Answer
The partial fraction decomposition is ${{x}^{3}}+4{{x}^{2}}+12x+32+\frac{80}{x-2}+\frac{32}{{{\left( x-2 \right)}^{2}}}$.
Work Step by Step
Let us consider the expression,
$\frac{{{x}^{5}}}{{{x}^{2}}-4x+4}$
Firstly, solve by long division method,
${{x}^{2}}-4x+4\overset{{{x}^{3}}+4{{x}^{2}}+12x+32}{\overline{\left){\begin{align}
& {{x}^{5}} \\
& {{x}^{5}}\text{ }-\text{4}{{x}^{4}}+4{{x}^{3}} \\
& -\text{ }+\text{ }- \\
& \overline{\begin{align}
& \text{ 4}{{x}^{4}}-4{{x}^{3}} \\
& \text{ 4}{{x}^{4}}-\text{16}{{x}^{3}}+16{{x}^{2}} \\
& \text{ }-\text{ + }- \\
& \overline{\begin{align}
& \text{ 12}{{x}^{3}}-16{{x}^{2}} \\
& \text{ 12}{{x}^{3}}-48{{x}^{2}}+48x \\
& \text{ + }- \\
& \overline{\begin{align}
& \text{ 32}{{x}^{2}}-48x \\
& \text{ 32}{{x}^{2}}-128x+128 \\
& \text{ }-\text{ + }- \\
& \overline{\text{ 80}x-128} \\
\end{align}} \\
\end{align}} \\
\end{align}} \\
\end{align}}\right.}}$
So,
$\frac{{{x}^{5}}}{{{x}^{2}}-4x+4}={{x}^{3}}+4{{x}^{2}}+12x+32+\frac{80x-128}{{{\left( x-2 \right)}^{2}}}$
Then, partial fraction of $\frac{80x-128}{{{x}^{2}}-4x+4}=\frac{80x-128}{{{\left( x-2 \right)}^{2}}}$
And to find partial fraction decomposition,
$\frac{80x-128}{{{\left( x-2 \right)}^{2}}}=\frac{A}{x-2}+\frac{B}{{{\left( x-2 \right)}^{2}}}$ …… (1)
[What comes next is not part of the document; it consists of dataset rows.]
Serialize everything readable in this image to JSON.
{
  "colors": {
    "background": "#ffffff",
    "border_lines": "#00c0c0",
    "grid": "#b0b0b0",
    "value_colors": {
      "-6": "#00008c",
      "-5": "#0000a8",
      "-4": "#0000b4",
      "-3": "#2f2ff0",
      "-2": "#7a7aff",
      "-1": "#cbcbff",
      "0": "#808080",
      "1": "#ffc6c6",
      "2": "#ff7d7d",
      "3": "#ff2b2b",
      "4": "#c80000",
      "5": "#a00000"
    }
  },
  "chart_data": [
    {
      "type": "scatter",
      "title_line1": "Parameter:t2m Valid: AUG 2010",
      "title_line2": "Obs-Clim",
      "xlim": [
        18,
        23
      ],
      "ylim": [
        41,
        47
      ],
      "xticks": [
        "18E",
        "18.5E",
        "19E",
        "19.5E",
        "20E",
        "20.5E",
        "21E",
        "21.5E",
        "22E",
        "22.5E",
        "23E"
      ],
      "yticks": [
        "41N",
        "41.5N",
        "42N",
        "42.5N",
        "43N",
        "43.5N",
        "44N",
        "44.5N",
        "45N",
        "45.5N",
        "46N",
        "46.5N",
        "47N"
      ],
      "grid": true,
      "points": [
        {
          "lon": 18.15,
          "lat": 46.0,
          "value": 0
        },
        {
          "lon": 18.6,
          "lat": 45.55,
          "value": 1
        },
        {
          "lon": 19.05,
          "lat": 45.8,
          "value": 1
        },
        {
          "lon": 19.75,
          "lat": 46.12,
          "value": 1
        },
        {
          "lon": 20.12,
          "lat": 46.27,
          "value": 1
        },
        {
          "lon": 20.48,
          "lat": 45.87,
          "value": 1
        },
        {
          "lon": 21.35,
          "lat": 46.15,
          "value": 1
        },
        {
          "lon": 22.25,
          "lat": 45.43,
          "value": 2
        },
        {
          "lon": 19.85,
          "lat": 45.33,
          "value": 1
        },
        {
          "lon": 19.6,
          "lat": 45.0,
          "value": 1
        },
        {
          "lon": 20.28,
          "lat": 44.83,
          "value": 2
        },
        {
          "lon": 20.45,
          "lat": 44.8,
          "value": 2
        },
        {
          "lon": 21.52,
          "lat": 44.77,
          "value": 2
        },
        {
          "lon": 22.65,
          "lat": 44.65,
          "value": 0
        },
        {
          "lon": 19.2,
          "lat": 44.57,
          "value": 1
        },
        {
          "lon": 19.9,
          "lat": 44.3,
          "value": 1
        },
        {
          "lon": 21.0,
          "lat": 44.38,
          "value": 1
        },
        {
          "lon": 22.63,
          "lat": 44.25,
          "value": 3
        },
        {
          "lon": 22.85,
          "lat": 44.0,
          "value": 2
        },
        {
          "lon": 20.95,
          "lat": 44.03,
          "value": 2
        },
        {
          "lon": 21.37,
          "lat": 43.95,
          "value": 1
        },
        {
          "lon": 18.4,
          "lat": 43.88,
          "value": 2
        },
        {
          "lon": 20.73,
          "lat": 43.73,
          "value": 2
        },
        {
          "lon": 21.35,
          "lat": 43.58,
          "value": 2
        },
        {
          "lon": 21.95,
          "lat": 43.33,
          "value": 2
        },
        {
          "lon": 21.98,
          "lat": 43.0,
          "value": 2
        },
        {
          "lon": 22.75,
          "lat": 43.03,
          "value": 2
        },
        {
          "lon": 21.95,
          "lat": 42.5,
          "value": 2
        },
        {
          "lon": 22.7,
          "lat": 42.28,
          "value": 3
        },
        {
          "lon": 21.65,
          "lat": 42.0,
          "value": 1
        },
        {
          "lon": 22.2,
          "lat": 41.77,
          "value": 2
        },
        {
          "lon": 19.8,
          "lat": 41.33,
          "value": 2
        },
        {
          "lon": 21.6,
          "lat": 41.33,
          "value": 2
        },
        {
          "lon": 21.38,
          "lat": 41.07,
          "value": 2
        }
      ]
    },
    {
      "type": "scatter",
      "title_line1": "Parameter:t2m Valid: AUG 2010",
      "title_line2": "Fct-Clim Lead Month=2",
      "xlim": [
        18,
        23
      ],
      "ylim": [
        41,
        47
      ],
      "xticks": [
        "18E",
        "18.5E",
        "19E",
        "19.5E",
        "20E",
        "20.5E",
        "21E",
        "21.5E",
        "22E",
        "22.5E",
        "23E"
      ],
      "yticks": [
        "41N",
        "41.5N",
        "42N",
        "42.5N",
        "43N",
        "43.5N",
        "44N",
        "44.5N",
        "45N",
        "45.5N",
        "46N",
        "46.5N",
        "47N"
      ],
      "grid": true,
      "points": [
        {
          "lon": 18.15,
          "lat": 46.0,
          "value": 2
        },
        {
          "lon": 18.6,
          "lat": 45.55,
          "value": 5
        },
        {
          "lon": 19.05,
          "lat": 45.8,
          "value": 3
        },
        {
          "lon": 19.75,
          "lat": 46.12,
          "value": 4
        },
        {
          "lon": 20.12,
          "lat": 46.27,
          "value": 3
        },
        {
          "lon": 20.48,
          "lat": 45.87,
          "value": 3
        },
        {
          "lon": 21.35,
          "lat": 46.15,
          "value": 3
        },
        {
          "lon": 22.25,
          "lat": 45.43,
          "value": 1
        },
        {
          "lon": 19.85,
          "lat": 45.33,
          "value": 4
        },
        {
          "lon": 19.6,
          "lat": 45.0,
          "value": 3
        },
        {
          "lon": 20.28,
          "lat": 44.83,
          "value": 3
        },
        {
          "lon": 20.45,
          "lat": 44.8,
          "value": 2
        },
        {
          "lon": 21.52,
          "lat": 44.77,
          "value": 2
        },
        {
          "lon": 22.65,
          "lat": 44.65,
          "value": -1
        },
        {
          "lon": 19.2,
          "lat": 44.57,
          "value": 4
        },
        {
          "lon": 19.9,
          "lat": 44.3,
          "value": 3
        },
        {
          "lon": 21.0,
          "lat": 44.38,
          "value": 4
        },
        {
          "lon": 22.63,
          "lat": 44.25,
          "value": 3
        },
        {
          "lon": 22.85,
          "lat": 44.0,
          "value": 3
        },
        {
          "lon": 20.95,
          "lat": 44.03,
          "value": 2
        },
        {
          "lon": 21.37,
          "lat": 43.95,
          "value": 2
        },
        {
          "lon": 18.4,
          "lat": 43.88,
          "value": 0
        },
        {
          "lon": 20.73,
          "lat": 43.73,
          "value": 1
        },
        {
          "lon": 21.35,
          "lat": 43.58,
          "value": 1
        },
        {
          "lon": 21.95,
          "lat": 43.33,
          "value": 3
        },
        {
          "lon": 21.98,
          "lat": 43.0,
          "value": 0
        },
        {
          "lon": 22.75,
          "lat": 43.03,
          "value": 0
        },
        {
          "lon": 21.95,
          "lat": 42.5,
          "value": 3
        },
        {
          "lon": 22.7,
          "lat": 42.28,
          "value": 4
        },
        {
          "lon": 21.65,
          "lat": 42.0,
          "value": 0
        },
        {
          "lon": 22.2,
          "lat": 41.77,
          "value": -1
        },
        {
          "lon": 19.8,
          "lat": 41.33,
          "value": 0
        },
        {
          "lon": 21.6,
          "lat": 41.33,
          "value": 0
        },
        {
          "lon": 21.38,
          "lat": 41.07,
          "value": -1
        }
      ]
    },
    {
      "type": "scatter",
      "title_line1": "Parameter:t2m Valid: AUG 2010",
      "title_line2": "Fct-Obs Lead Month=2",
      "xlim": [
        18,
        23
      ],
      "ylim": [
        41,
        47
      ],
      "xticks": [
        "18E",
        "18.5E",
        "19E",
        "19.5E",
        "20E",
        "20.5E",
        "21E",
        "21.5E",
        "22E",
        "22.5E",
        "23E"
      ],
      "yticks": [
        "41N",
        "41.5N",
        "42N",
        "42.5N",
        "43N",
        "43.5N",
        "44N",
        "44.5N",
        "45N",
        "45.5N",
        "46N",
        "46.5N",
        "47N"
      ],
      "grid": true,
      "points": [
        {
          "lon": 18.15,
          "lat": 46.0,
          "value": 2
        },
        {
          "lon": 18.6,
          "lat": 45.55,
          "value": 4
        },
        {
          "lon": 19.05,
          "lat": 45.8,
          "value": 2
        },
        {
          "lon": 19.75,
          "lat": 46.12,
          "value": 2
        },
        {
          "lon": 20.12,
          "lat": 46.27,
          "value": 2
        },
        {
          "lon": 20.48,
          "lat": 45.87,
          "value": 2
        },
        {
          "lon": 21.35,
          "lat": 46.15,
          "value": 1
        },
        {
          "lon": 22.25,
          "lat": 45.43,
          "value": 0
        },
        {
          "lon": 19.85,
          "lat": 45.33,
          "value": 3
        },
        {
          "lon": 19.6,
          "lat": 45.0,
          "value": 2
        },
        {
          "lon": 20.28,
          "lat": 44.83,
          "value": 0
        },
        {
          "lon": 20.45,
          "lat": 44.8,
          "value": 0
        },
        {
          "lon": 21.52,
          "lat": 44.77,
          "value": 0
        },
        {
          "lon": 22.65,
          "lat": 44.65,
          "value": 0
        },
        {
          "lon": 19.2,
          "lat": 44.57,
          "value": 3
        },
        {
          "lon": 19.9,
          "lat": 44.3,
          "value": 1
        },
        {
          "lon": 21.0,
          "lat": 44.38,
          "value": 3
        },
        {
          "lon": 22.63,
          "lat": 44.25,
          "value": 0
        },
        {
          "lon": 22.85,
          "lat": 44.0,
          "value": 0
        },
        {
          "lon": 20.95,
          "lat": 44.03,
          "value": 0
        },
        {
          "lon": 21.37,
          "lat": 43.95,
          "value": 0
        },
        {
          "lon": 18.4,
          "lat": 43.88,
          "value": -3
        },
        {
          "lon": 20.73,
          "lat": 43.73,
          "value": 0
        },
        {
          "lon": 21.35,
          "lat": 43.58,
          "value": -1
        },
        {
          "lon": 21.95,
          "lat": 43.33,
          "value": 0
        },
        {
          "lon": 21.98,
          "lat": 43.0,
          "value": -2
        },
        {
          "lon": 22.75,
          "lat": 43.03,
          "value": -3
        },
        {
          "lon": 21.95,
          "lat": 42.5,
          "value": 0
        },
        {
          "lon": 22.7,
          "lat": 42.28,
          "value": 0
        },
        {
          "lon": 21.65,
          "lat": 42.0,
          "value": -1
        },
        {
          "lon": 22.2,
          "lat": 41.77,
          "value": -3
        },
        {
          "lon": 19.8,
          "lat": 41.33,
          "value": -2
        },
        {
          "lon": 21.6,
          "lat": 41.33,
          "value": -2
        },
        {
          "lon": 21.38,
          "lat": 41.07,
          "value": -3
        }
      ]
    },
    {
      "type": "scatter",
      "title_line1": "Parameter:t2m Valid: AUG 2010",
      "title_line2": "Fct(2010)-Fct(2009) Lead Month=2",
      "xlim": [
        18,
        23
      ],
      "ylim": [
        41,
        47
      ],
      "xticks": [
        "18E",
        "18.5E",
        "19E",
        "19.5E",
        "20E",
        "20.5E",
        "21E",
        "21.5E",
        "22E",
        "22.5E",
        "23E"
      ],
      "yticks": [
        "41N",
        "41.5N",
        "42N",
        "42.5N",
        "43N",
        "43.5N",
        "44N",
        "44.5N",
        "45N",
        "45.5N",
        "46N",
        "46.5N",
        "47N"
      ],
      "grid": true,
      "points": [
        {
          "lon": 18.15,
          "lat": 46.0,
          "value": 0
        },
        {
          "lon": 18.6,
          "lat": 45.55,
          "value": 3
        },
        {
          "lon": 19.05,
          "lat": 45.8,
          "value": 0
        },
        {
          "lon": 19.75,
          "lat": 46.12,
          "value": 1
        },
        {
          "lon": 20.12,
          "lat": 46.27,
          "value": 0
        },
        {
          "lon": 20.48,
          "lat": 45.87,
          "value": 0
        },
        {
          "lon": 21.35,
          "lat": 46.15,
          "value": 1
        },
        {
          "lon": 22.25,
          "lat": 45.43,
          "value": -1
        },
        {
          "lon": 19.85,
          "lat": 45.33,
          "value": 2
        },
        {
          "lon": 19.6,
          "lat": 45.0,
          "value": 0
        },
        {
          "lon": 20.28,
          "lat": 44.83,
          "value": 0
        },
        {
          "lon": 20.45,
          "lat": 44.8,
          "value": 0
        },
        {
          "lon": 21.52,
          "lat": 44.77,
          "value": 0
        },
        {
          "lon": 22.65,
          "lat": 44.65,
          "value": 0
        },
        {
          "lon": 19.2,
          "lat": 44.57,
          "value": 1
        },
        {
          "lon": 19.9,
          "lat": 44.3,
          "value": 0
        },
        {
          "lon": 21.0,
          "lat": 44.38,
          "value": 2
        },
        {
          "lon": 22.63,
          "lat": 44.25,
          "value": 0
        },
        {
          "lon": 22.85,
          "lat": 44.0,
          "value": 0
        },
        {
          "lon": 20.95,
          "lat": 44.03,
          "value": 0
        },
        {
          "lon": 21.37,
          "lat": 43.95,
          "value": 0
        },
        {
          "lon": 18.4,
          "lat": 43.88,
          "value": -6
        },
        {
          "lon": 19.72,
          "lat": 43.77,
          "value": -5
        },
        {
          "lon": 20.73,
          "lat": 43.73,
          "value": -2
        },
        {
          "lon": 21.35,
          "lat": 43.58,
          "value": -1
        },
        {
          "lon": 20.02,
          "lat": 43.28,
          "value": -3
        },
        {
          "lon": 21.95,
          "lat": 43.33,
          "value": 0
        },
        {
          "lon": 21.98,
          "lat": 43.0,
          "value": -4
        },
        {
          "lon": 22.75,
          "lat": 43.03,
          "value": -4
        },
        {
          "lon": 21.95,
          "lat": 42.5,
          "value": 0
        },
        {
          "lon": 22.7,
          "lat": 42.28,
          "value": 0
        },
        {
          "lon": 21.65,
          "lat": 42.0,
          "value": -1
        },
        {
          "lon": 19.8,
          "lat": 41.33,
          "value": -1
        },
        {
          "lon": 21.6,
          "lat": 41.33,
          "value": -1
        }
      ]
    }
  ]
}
And multiply both sides by ${{\left( x-2 \right)}^{2}}$,
$\begin{align}
& 80x-128=A\left( x-2 \right)+B \\
& 80x-128=Ax+2A+B \\
\end{align}$
And equate the terms,
$\begin{align}
& A=80 \\
& -2A+B=-128
\end{align}$
Then, solving the above equation,
$A=80,B=32$
And put these values in equation (1),
$\frac{80x-128}{{{\left( x-2 \right)}^{2}}}=\frac{80}{x-2}+\frac{32}{{{\left( x-2 \right)}^{2}}}$
Thus, the partial fraction decomposition of the remainder term is,
${{x}^{3}}+4{{x}^{2}}+12x+32+\frac{80}{x-2}+\frac{32}{{{\left( x-2 \right)}^{2}}}$.